If you use a Netgear router for your home network, please log on to your router and use the upgrade feature to apply an important security update. That feature is probably located under the Advanced and/or Administration sections of the router’s web-based menus.

This update addresses several vulnerabilities, some of which are remotely exploitable. The linked page indicates which vulnerabilities affect which routers, and I found that my router was affected by one of the vulnerabilities.

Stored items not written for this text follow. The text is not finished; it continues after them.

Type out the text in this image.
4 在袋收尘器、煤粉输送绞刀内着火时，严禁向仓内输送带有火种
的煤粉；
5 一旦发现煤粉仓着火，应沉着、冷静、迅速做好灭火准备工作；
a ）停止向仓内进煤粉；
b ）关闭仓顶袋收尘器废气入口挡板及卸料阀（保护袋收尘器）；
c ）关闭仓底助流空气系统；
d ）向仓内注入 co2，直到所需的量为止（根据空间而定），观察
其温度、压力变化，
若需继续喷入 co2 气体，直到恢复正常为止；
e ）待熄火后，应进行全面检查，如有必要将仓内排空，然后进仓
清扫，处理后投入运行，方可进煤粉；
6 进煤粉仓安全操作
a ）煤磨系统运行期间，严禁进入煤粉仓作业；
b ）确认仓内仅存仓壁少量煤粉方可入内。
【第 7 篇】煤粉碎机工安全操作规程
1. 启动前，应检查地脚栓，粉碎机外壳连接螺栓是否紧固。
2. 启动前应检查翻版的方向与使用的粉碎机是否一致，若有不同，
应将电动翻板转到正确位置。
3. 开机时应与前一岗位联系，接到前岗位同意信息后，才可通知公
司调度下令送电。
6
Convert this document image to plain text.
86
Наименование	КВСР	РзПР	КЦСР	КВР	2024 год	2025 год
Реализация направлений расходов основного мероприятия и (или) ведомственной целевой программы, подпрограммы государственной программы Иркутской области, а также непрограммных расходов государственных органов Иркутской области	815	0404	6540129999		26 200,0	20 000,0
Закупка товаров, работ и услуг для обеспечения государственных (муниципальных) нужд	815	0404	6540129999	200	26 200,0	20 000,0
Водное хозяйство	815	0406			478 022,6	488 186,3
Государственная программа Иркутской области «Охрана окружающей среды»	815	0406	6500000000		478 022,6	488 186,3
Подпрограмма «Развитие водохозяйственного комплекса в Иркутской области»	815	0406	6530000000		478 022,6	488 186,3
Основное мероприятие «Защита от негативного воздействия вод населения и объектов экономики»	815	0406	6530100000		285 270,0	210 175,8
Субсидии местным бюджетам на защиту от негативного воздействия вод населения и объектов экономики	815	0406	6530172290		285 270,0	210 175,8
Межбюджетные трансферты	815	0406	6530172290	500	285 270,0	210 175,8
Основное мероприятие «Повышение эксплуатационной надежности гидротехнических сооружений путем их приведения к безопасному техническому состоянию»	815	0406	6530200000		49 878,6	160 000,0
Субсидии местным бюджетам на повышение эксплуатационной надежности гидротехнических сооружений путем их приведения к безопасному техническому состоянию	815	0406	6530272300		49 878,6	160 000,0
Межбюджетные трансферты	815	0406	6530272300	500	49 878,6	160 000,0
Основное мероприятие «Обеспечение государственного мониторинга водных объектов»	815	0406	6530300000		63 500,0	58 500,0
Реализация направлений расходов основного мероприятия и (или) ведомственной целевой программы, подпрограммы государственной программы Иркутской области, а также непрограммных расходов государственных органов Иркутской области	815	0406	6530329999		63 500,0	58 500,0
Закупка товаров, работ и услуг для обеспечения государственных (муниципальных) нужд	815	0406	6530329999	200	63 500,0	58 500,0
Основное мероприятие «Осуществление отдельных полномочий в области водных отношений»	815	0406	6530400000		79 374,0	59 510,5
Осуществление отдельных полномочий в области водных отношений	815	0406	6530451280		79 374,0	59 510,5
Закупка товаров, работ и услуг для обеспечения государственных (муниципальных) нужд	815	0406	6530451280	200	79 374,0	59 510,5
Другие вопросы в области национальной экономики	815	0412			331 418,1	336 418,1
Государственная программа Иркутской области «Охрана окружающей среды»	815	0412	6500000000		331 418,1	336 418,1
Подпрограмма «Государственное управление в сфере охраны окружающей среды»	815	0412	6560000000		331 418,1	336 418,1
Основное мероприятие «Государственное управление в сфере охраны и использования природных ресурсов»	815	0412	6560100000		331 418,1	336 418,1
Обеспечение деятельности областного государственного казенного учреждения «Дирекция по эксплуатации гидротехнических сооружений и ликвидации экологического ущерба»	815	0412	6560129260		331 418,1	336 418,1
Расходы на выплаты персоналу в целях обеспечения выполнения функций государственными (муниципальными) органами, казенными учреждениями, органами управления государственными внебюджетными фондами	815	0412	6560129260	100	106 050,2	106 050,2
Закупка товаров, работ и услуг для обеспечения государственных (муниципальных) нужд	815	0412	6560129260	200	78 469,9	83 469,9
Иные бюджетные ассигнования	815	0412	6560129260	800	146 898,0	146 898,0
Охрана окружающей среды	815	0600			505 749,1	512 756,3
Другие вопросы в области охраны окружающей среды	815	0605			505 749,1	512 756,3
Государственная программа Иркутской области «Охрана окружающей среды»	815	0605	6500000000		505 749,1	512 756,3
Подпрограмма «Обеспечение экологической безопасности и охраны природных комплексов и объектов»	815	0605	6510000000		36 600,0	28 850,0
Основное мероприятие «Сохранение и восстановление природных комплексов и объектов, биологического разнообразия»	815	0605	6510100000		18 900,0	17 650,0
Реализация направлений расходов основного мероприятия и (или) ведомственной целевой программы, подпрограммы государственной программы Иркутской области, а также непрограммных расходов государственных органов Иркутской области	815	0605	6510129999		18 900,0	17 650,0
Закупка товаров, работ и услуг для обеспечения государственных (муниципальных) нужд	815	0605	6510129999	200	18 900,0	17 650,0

If a character in a story you’re writing needed to exploit this kind of thing against a target, it’s not a great stretch of the imagination. If your character emailed her target an email with a link to a web page she controls, and if the target clicked the link while on a computer at home, she’d have the target’s IP address (she could get that from looking at server logs). Once she knew the target’s IP address, she could interrogate the address herself with readily-available network tools, or she could use something like shodan to try to identify the kind of router her target uses. If the target has remote administration enabled (which may be a default settings in some router models), she could use publicized vulnerabilities like the ones linked above to break into her target’s home network.

You should probably run updates on your home router even if it isn’t made by Netgear.


Flash Player Zero-Day

A zero-day vulnerability is a software defect that doesn’t yet have a patch from the vendor. One of these currently exists for Adobe Flash Player, and it is being actively targeted by a working exploit. This particular defect (CVE-2018-4878) is a use-after-free vulnerability which allows remote code execution. This means that Flash Player tries to read instructions from a memory address that is no longer valid, and that the exploit is able to put malicious code at that memory address, causing Flash Player to execute the malicious code introduced by the exploit.

South Korean security researchers say that North Korea developed this exploit and have embedded it in Microsoft Word documents in an effort to attack South Koreans doing security research on North Korea, and that this has been going on for two or three months.

This zero-day started making news on 1 February, and Adobe says it’ll release a patch the week of 5 February. As in this case, it can take the vendor a while to address a defect like this. So if your character needs to compromise someone’s computer, she might search Dark Web forums for a recent zero-day like this and send it to her target in a phishing email, especially if she knows that her target is not diligent about keeping their computer up-to-date.

And if you use Flash Player, make sure you apply the patch when Adobe releases it. Version is the affected version.